C’est Doug Mankhe qui continue de tenir les rênes de la série mère avec vraiment beaucoup de succès. Le dessinateur arrive à garder sa force et son style tout en lissant un peu ses planches et étant donc très accessibles aux lecteurs de la série phare de DC Comics. Il pourrait presque obtenir le statut de dessinateur star tellement on sent que tout le monde peut apprécier son style. Tyler Kirkman (pour Green Lantern Corps) et Fernando Pasarin (pour Emerald Warriors) ne déméritent pas en comparaison. Kirkman reste toutefois le moins bon des trois à mon humble avis avec un style très passe-partout. Pasarin est un artiste à suivre vues les planches qu’il a déjà produites pour la dernière grande saga de Superman : New Krypton. Globalement, on a pour son argent, les encreurs et les coloristes achevant les planches en leur donnant le peps nécessaire. A moins que vous ne soyez allergiques à la brillance, vous serez ravis.

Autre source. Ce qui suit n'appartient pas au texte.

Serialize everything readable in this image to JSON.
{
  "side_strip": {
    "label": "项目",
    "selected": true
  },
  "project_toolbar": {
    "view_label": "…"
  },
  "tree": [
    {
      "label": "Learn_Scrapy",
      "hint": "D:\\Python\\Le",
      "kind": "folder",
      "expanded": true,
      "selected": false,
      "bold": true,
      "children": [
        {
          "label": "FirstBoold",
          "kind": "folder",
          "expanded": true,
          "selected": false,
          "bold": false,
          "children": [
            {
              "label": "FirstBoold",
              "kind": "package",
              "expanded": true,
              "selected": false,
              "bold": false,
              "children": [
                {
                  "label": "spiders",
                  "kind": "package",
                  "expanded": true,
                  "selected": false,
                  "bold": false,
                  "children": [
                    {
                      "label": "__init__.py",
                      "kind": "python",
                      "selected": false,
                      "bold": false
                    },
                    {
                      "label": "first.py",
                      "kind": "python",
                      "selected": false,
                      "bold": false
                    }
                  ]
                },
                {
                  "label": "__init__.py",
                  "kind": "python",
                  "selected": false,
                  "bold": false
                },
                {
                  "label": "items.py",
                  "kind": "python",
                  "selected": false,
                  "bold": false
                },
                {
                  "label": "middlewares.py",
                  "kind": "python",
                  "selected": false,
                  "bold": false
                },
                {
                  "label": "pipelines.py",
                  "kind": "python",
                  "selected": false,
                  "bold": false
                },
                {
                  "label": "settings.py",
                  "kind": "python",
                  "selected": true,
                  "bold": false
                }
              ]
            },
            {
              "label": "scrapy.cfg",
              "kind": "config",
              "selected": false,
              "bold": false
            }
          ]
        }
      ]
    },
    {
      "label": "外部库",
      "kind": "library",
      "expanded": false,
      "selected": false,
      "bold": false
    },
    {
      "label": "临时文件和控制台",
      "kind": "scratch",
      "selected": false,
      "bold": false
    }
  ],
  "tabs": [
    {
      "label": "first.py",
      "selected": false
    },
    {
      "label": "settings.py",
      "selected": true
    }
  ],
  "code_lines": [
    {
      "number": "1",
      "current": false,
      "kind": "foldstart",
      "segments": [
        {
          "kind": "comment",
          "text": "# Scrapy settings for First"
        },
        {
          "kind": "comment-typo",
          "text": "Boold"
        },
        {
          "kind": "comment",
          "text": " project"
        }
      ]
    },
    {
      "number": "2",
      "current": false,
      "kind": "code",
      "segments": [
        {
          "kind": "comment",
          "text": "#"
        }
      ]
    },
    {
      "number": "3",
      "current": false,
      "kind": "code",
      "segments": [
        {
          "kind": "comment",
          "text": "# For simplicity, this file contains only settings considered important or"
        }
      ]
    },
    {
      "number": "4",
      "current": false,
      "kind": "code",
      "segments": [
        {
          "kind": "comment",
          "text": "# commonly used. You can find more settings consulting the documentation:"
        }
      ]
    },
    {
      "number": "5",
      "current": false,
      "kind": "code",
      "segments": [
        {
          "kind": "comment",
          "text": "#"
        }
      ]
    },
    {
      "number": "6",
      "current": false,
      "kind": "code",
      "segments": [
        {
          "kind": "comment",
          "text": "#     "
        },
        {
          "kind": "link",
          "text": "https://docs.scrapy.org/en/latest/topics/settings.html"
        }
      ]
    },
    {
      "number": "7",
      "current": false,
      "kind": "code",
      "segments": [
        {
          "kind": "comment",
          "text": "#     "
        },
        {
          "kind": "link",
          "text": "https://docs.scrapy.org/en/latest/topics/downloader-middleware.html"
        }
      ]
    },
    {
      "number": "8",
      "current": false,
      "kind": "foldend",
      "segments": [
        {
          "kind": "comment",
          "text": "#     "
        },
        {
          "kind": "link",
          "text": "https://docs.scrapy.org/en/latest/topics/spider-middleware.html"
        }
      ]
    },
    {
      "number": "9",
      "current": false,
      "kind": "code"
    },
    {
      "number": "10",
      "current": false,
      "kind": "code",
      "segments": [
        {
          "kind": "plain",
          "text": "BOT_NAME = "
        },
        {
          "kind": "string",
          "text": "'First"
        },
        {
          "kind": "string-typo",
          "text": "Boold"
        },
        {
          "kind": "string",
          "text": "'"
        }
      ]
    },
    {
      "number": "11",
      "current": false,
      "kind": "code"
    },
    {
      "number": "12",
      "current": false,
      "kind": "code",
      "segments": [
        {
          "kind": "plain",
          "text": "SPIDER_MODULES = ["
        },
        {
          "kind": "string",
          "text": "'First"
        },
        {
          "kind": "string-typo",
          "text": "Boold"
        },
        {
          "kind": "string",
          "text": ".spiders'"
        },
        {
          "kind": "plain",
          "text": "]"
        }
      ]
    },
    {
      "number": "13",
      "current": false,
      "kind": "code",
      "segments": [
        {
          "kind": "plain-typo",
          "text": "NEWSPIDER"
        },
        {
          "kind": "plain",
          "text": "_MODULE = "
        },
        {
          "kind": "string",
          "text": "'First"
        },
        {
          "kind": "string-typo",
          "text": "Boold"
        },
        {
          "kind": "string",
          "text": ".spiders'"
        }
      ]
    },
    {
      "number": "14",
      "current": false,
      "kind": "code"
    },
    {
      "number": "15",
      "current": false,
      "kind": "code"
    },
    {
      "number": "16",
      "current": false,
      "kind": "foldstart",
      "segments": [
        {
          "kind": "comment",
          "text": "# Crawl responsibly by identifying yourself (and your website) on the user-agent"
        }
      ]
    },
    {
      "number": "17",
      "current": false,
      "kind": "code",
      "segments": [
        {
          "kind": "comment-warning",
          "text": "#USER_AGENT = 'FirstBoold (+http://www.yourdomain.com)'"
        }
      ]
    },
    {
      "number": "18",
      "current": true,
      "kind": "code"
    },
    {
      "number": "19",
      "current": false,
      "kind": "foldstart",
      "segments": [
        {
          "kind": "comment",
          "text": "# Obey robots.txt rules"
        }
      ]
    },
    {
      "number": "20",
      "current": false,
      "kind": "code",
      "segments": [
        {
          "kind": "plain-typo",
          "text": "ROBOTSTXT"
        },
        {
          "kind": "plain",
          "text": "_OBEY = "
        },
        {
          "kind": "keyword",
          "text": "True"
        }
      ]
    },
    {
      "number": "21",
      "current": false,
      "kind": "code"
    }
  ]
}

Etant placé juste avant le super relaunch "New 52", War of the Green Lanterns aurait pu être la fin de l’univers Green Lantern tel que Johns l’avait conçu depuis la renaissance d’Hal Jordan. En réalité, il n’en est rien. Le renouveau de Green Lantern estampillé New 52 est la suite logique et directe de War of the Green Lanterns. De quoi garder la série parmi les plus vendeuses de l’univers DC en ne lui éliminant pas son précédent background. Avec du recul, on sent quand même les ficelles, ça reste du blockbuster comicquesque bien ficelé, rien de plus.